Ingham Steven C, Fanslau Melody A, Burnham Greg M, Ingham Barbara H, Norback John P, Schaffner Donald W
University of Wisconsin-Madison, Madison, Wisconsin 53706, USA.
J Food Prot. 2007 Jun;70(6):1446-56. doi: 10.4315/0362-028x-70.6.1446.
A computer-based tool (available at: www.wisc.edu/foodsafety/meatresearch) was developed for predicting pathogen growth in raw pork, beef, and poultry meat. The tool, THERM (temperature history evaluation for raw meats), predicts the growth of pathogens in pork and beef (Escherichia coli O157:H7, Salmonella serovars, and Staphylococcus aureus) and on poultry (Salmonella serovars and S. aureus) during short-term temperature abuse. The model was developed as follows: 25-g samples of raw ground pork, beef, and turkey were inoculated with a five-strain cocktail of the target pathogen(s) and held at isothermal temperatures from 10 to 43.3 degrees C. Log CFU per sample data were obtained for each pathogen and used to determine lag-phase duration (LPD) and growth rate (GR) by DMFit software.

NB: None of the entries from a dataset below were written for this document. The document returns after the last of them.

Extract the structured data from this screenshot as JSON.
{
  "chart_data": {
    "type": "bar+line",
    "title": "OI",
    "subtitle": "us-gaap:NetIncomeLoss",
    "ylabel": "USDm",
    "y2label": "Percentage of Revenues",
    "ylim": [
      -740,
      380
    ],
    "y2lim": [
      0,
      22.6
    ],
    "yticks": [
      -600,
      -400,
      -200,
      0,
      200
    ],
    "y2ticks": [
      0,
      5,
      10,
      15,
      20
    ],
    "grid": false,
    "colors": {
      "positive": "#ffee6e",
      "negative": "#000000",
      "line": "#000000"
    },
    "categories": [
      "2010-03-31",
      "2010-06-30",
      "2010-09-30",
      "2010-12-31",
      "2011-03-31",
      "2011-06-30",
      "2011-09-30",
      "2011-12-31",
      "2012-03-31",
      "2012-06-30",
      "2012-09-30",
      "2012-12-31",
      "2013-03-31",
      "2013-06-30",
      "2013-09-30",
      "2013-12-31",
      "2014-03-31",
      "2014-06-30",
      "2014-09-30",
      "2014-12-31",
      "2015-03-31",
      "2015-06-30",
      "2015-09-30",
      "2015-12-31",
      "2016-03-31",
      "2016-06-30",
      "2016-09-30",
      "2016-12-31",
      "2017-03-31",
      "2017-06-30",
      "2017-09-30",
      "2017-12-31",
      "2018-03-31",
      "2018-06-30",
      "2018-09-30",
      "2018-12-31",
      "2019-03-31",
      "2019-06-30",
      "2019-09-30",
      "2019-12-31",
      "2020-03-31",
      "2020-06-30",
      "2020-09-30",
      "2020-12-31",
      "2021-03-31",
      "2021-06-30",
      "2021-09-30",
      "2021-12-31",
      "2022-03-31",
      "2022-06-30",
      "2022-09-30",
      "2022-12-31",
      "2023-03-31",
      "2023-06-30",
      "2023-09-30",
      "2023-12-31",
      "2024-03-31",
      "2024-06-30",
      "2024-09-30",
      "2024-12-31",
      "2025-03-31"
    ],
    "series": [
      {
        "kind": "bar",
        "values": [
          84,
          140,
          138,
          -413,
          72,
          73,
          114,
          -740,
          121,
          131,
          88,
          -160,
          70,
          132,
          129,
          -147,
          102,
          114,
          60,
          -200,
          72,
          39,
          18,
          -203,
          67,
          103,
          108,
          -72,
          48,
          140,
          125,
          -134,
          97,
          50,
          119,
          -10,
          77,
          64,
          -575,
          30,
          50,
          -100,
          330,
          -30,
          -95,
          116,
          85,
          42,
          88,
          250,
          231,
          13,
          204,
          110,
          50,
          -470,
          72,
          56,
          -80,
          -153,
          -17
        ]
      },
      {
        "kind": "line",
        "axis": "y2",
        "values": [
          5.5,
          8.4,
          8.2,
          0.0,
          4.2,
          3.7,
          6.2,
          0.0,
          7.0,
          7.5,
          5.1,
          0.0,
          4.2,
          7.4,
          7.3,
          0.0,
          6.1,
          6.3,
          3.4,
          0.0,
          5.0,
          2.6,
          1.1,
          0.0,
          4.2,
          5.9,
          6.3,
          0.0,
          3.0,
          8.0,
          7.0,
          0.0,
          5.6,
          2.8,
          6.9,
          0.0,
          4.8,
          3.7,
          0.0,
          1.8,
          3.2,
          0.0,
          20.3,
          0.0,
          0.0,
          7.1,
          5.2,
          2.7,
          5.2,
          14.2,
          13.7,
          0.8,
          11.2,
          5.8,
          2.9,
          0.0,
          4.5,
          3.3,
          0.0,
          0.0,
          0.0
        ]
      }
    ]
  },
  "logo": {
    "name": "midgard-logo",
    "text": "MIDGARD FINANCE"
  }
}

The LPD and GR were used to develop the THERM predictive tool, into which chronological time and temperature data for raw meat processing and storage are entered. The THERM tool then predicts a delta log CFU value for the desired pathogen-product combination. The accuracy of THERM was tested in 20 different inoculation experiments that involved multiple products (coarse-ground beef, skinless chicken breast meat, turkey scapula meat, and ground turkey) and temperature-abuse scenarios. With the time-temperature data from each experiment, THERM accurately predicted the pathogen growth and no growth (with growth defined as delta log CFU > 0.3) in 67, 85, and 95% of the experiments with E. coli 0157:H7, Salmonella serovars, and S. aureus, respectively, and yielded fail-safe predictions in the remaining experiments. We conclude that THERM is a useful tool for qualitatively predicting pathogen behavior (growth and no growth) in raw meats. Potential applications include evaluating process deviations and critical limits under the HACCP (hazard analysis critical control point) system.
开发了一种基于计算机的工具(可在www.wisc.edu/foodsafety/meatresearch获取),用于预测生猪肉、牛肉和禽肉中病原体的生长情况。该工具THERM(生肉温度历史评估)可预测猪肉和牛肉(大肠杆菌O157:H7、沙门氏菌血清型和金黄色葡萄球菌)以及禽肉(沙门氏菌血清型和金黄色葡萄球菌)在短期温度滥用期间病原体的生长情况。该模型的开发过程如下:将25克生碎猪肉、牛肉和火鸡肉样本接种目标病原体的五菌株混合菌液,并在10至43.3摄氏度的等温温度下保存。获取每个病原体每个样本的对数CFU数据,并通过DMFit软件用于确定滞后期持续时间(LPD)和生长速率(GR)。LPD和GR用于开发THERM预测工具,将生肉加工和储存的时间顺序和温度数据输入该工具。然后,THERM工具会预测所需病原体 - 产品组合的对数CFU增量值。在涉及多种产品(粗磨牛肉、去皮鸡胸肉、火鸡肩胛骨肉和火鸡碎肉)和温度滥用情况的20个不同接种实验中测试了THERM的准确性。利用每个实验的时间 - 温度数据,THERM分别在67%、85%和95%的大肠杆菌O157:H7、沙门氏菌血清型和金黄色葡萄球菌实验中准确预测了病原体的生长和不生长(生长定义为对数CFU增量>0.3),并在其余实验中做出了可靠的预测。我们得出结论,THERM是一种用于定性预测生肉中病原体行为(生长和不生长)的有用工具。潜在应用包括在HACCP(危害分析关键控制点)系统下评估过程偏差和关键限值。